In past decades, conflicts were fought primarily between the Tatmadaw, recruited from the Bamar ethnic majority, and militias affiliated with ethnic minority groups living on the country’s fringes. Today, however, fierce fighting takes place in Myanmar’s heartland, such as in the central state of Sagaing.
This widespread armed resistance emerged after nationwide protests opposing the Tatmadaw were unsuccessful in toppling the junta. The military succeeded in driving people off the streets. However, this violence has turned the overall public more against the junta.
Armed “people’s militias” are springing up across the country. Military expert Anthony Davis wrote in Asia Times newspaper that 50 “people’s defense forces” have been established, some of which are supported by armed ethnic groups. They attack military, police, informants and security installations, and even engage in skirmishes with the Tatmadaw.
Ethnic groups and their armies have long operated independently of the government. They factor in the struggle between the recently created people’s militias, the civil disobedience movement, and the military.

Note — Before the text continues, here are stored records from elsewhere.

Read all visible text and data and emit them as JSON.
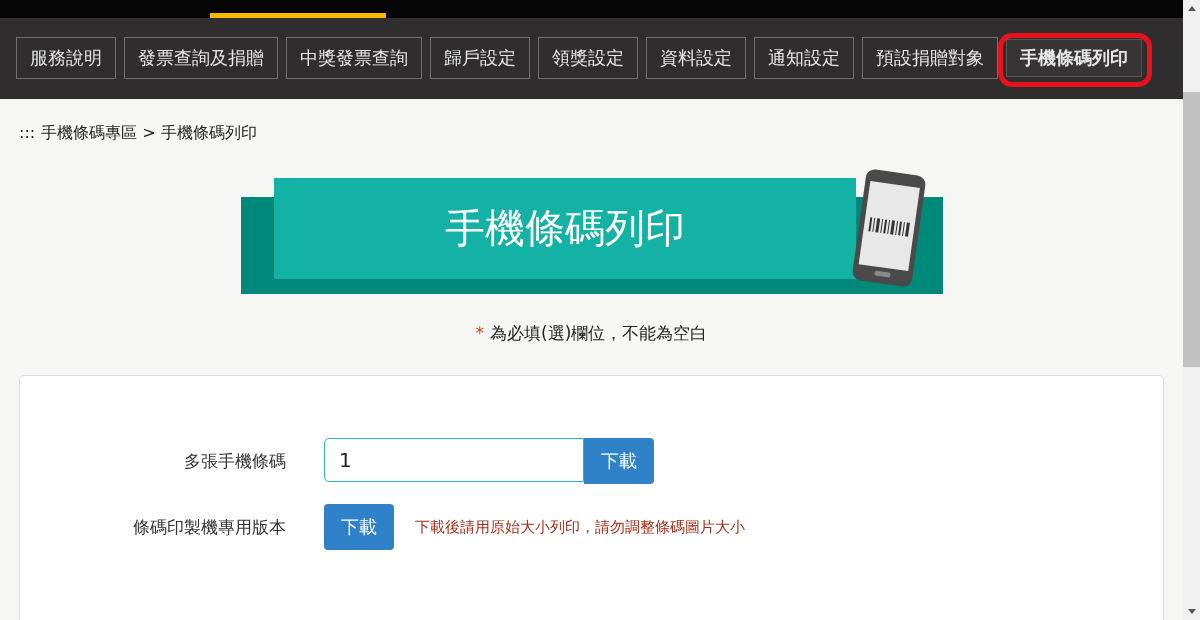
{
  "tabs": [
    {
      "label": "服務說明",
      "selected": false
    },
    {
      "label": "發票查詢及捐贈",
      "selected": false
    },
    {
      "label": "中獎發票查詢",
      "selected": false
    },
    {
      "label": "歸戶設定",
      "selected": false
    },
    {
      "label": "領獎設定",
      "selected": false
    },
    {
      "label": "資料設定",
      "selected": false
    },
    {
      "label": "通知設定",
      "selected": false
    },
    {
      "label": "預設捐贈對象",
      "selected": false
    },
    {
      "label": "手機條碼列印",
      "selected": true
    }
  ],
  "breadcrumb": {
    "prefix": ":::",
    "path": "手機條碼專區 > 手機條碼列印"
  },
  "banner": {
    "title": "手機條碼列印"
  },
  "required_note": {
    "mark": "*",
    "text": "為必填(選)欄位，不能為空白"
  },
  "form": {
    "rows": [
      {
        "kind": "input",
        "label": "多張手機條碼",
        "value": "1",
        "button": "下載"
      },
      {
        "kind": "button",
        "label": "條碼印製機專用版本",
        "button": "下載",
        "note": "下載後請用原始大小列印，請勿調整條碼圖片大小"
      }
    ]
  }
}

Some ethnic groups provide shelter and training to the military’s opponents. However, these groups often insist on having total command over the areas they control, says a report by the International Crisis Group, adding only some armed ethnic groups openly support the opposition.
Three scenarios are conceivable on how the situation will develop this year – the military prevails, the opposition gains upper hand, or stalemate continues. However, none of these would lead to peace and development.

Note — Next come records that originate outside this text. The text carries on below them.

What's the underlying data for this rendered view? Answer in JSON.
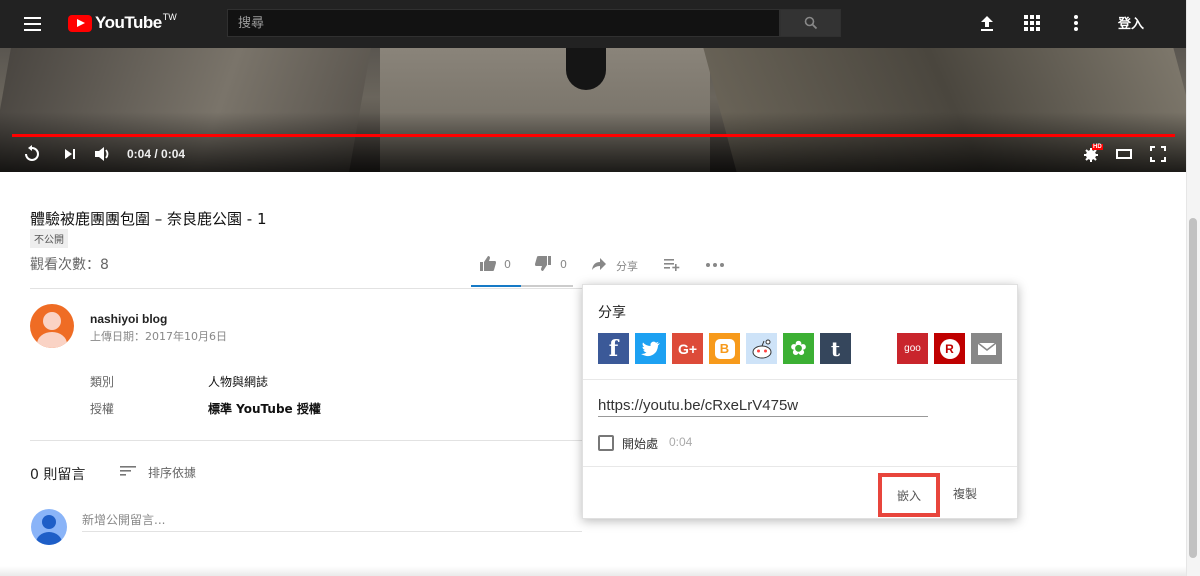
{
  "header": {
    "logo_text": "YouTube",
    "logo_sup": "TW",
    "search_placeholder": "搜尋",
    "signin_label": "登入"
  },
  "player": {
    "time": "0:04 / 0:04",
    "progress_fraction": 1.0,
    "hd_badge": "HD"
  },
  "video": {
    "title": "體驗被鹿團團包圍 – 奈良鹿公園 - 1",
    "privacy_badge": "不公開",
    "views": "觀看次數：8",
    "likes": "0",
    "dislikes": "0",
    "share_label": "分享"
  },
  "channel": {
    "name": "nashiyoi blog",
    "published": "上傳日期：2017年10月6日",
    "meta": [
      {
        "label": "類別",
        "value": "人物與網誌"
      },
      {
        "label": "授權",
        "value": "標準 YouTube 授權"
      }
    ]
  },
  "comments": {
    "count": "0 則留言",
    "sort_label": "排序依據",
    "placeholder": "新增公開留言..."
  },
  "share_panel": {
    "title": "分享",
    "services": [
      {
        "name": "facebook",
        "glyph": "f",
        "color": "#3b5998"
      },
      {
        "name": "twitter",
        "glyph": "t",
        "color": "#1da1f2"
      },
      {
        "name": "google-plus",
        "glyph": "G+",
        "color": "#dd4b39"
      },
      {
        "name": "blogger",
        "glyph": "B",
        "color": "#f79a1b"
      },
      {
        "name": "reddit",
        "glyph": "r",
        "color": "#cee3f8"
      },
      {
        "name": "line-share",
        "glyph": "✿",
        "color": "#3cb034"
      },
      {
        "name": "tumblr",
        "glyph": "t",
        "color": "#35465c"
      },
      {
        "name": "goo",
        "glyph": "goo",
        "color": "#c9252c"
      },
      {
        "name": "rakuten",
        "glyph": "R",
        "color": "#bf0000"
      },
      {
        "name": "email",
        "glyph": "✉",
        "color": "#888888"
      }
    ],
    "url": "https://youtu.be/cRxeLrV475w",
    "start_label": "開始處",
    "start_time": "0:04",
    "embed_label": "嵌入",
    "copy_label": "複製",
    "highlight_color": "#e8453c"
  }
}
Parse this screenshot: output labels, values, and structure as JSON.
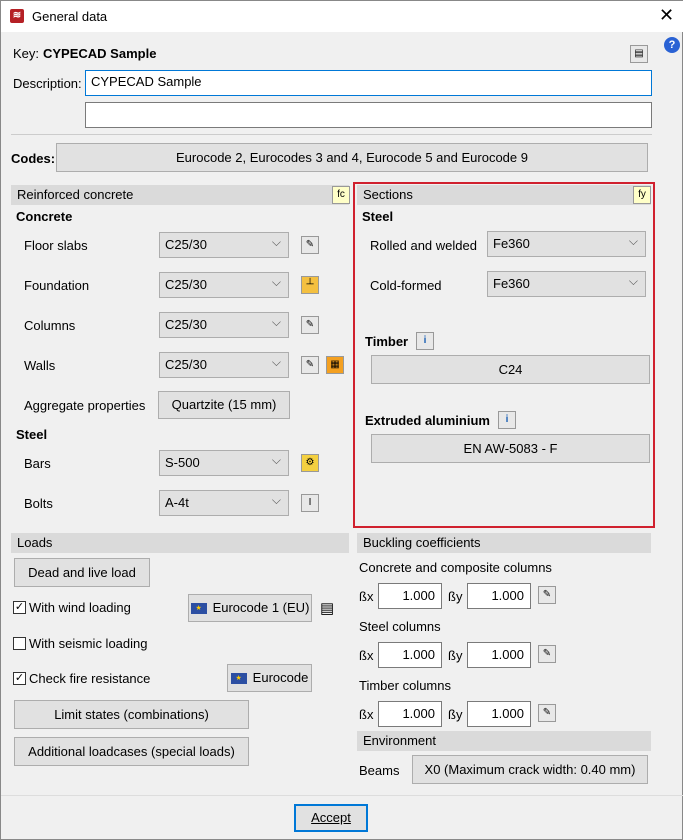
{
  "window": {
    "title": "General data",
    "close": "✕",
    "help": "?"
  },
  "key": {
    "label": "Key:",
    "value": "CYPECAD Sample"
  },
  "description": {
    "label": "Description:",
    "value": "CYPECAD Sample",
    "value2": ""
  },
  "codes": {
    "label": "Codes:",
    "value": "Eurocode 2, Eurocodes 3 and 4, Eurocode 5 and Eurocode 9"
  },
  "rc": {
    "title": "Reinforced concrete",
    "icon": "fc",
    "concrete": "Concrete",
    "rows": [
      {
        "label": "Floor slabs",
        "value": "C25/30"
      },
      {
        "label": "Foundation",
        "value": "C25/30"
      },
      {
        "label": "Columns",
        "value": "C25/30"
      },
      {
        "label": "Walls",
        "value": "C25/30"
      }
    ],
    "aggregate_label": "Aggregate properties",
    "aggregate_value": "Quartzite (15 mm)",
    "steel": "Steel",
    "steel_rows": [
      {
        "label": "Bars",
        "value": "S-500"
      },
      {
        "label": "Bolts",
        "value": "A-4t"
      }
    ]
  },
  "sections": {
    "title": "Sections",
    "icon": "fy",
    "steel": "Steel",
    "rolled_label": "Rolled and welded",
    "rolled_value": "Fe360",
    "cold_label": "Cold-formed",
    "cold_value": "Fe360",
    "timber_label": "Timber",
    "timber_value": "C24",
    "alu_label": "Extruded aluminium",
    "alu_value": "EN AW-5083 - F",
    "highlight": "#d0202e"
  },
  "loads": {
    "title": "Loads",
    "dead_live": "Dead and live load",
    "wind": {
      "label": "With wind loading",
      "checked": true,
      "button": "Eurocode 1 (EU)"
    },
    "seismic": {
      "label": "With seismic loading",
      "checked": false
    },
    "fire": {
      "label": "Check fire resistance",
      "checked": true,
      "button": "Eurocode"
    },
    "limit_states": "Limit states (combinations)",
    "additional": "Additional loadcases (special loads)"
  },
  "buckling": {
    "title": "Buckling coefficients",
    "bx": "ßx",
    "by": "ßy",
    "groups": [
      {
        "label": "Concrete and composite columns",
        "bx": "1.000",
        "by": "1.000"
      },
      {
        "label": "Steel columns",
        "bx": "1.000",
        "by": "1.000"
      },
      {
        "label": "Timber columns",
        "bx": "1.000",
        "by": "1.000"
      }
    ]
  },
  "environment": {
    "title": "Environment",
    "beams_label": "Beams",
    "beams_value": "X0 (Maximum crack width: 0.40 mm)"
  },
  "footer": {
    "accept": "Accept"
  }
}
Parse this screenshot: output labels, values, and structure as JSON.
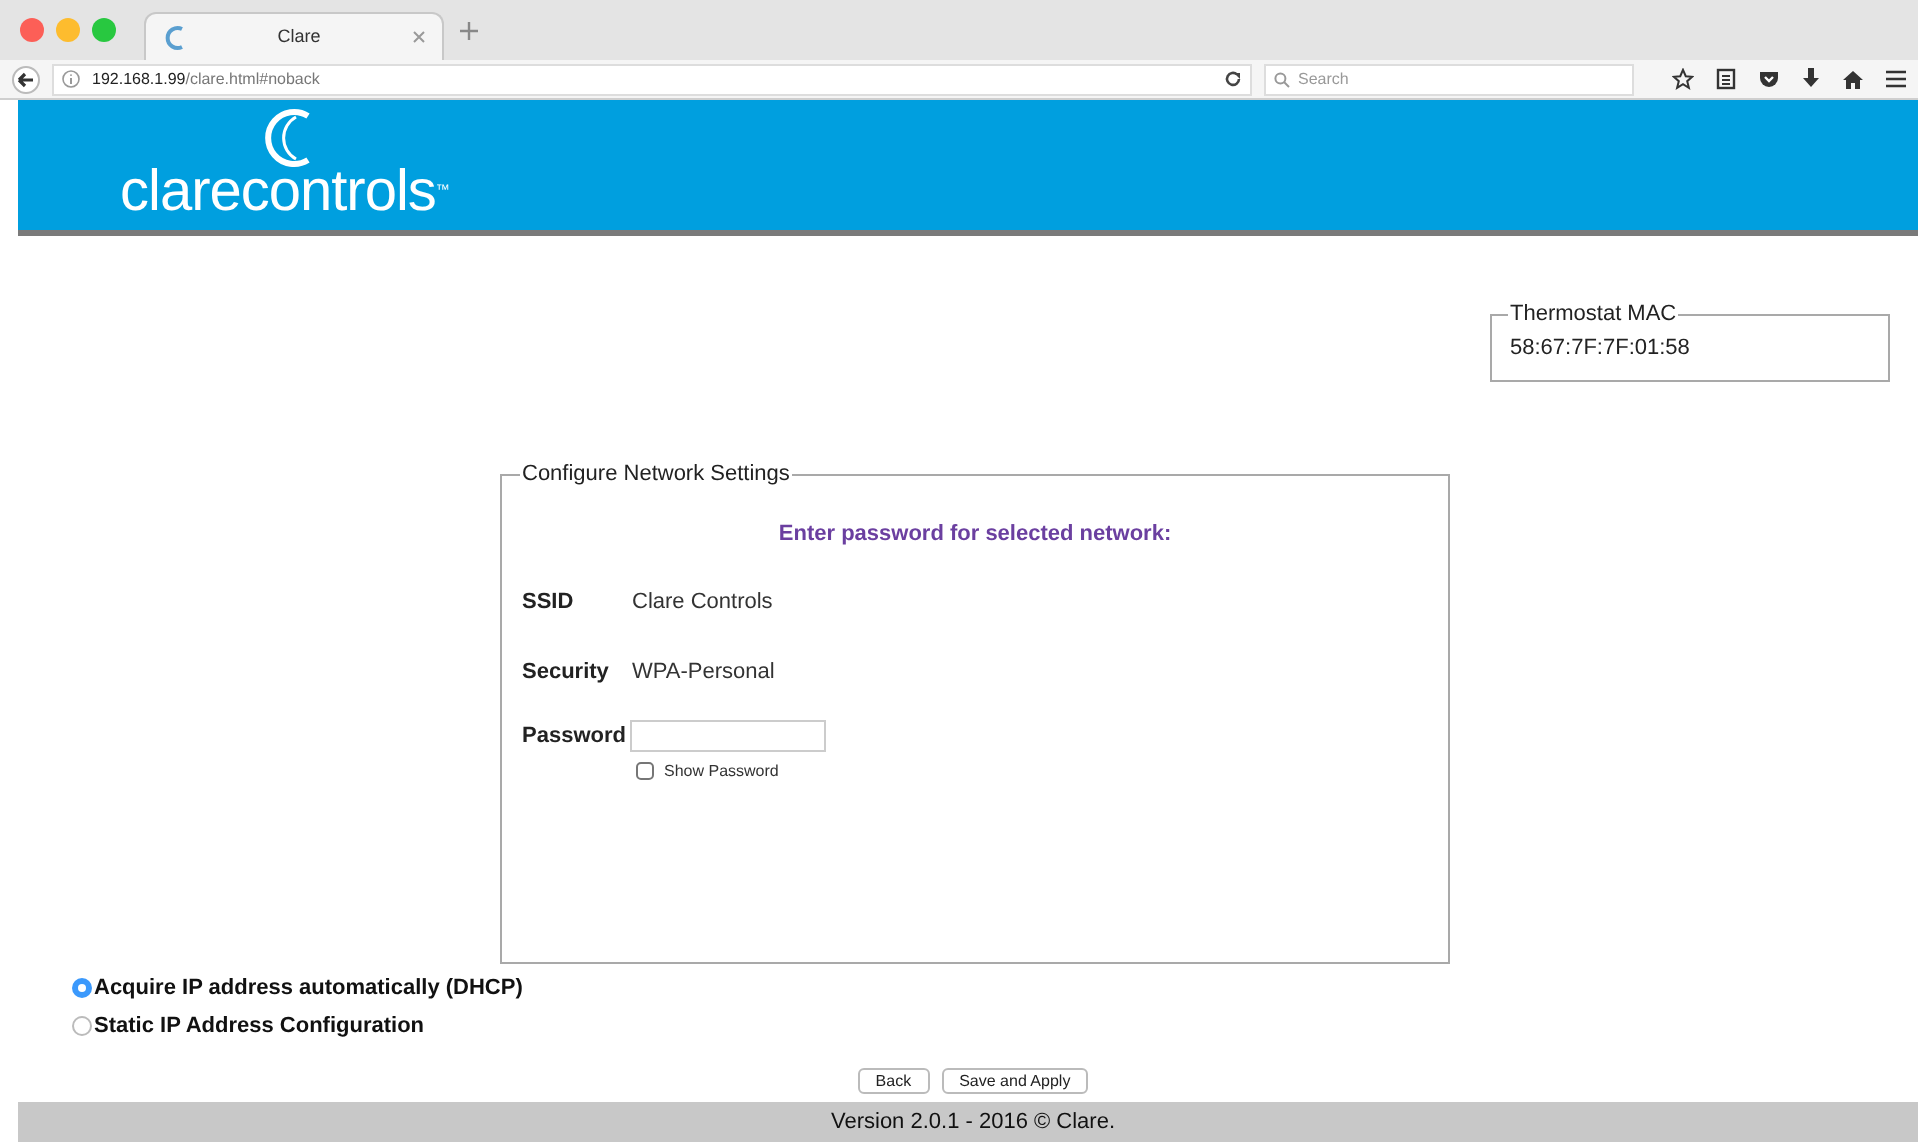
{
  "browser": {
    "tab_title": "Clare",
    "url_host": "192.168.1.99",
    "url_path": "/clare.html#noback",
    "search": {
      "placeholder": "Search"
    }
  },
  "logo": {
    "word_1": "clare",
    "word_2": "controls",
    "mark": "™"
  },
  "thermostat": {
    "legend": "Thermostat MAC",
    "value": "58:67:7F:7F:01:58"
  },
  "network": {
    "legend": "Configure Network Settings",
    "prompt": "Enter password for selected network:",
    "rows": [
      {
        "label": "SSID",
        "value": "Clare Controls"
      },
      {
        "label": "Security",
        "value": "WPA-Personal"
      }
    ],
    "password": {
      "label": "Password"
    },
    "show_password": {
      "label": "Show Password",
      "checked": false
    }
  },
  "ip_options": [
    {
      "label": "Acquire IP address automatically (DHCP)",
      "selected": true
    },
    {
      "label": "Static IP Address Configuration",
      "selected": false
    }
  ],
  "buttons": [
    "Back",
    "Save and Apply"
  ],
  "footer": "Version 2.0.1 - 2016 © Clare."
}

Should the military regain control and call for elections as promised, a large part of the population would still reject the Tatmadaw’s legitimacy. The military would then have to rely permanently on repression and surveillance to stay in control, and its position would not be consolidated for the foreseeable future. Under such conditions, economic and political development would be difficult.
A second scenario involves the success of Myanmar’s government in exile, the National Unity Government, a group of ousted parliamentarians called the Committee Representing Pyidaungsu Hluttaw (CRPH), and their “people’s defense forces.”
This would mean Tatmadaw soldiers and their families, numbering hundreds of thousands, would need to be integrated into society. Otherwise, new groups could emerge, continually destabilising the country.
There is also a danger of Myanmar splintering further along ethnic lines. At no time since Myanmar’s independence has the central government had control over the entire national territory. Since last year’s coup, regions and ethnic minorities have used the overall instability to further expand their autonomy.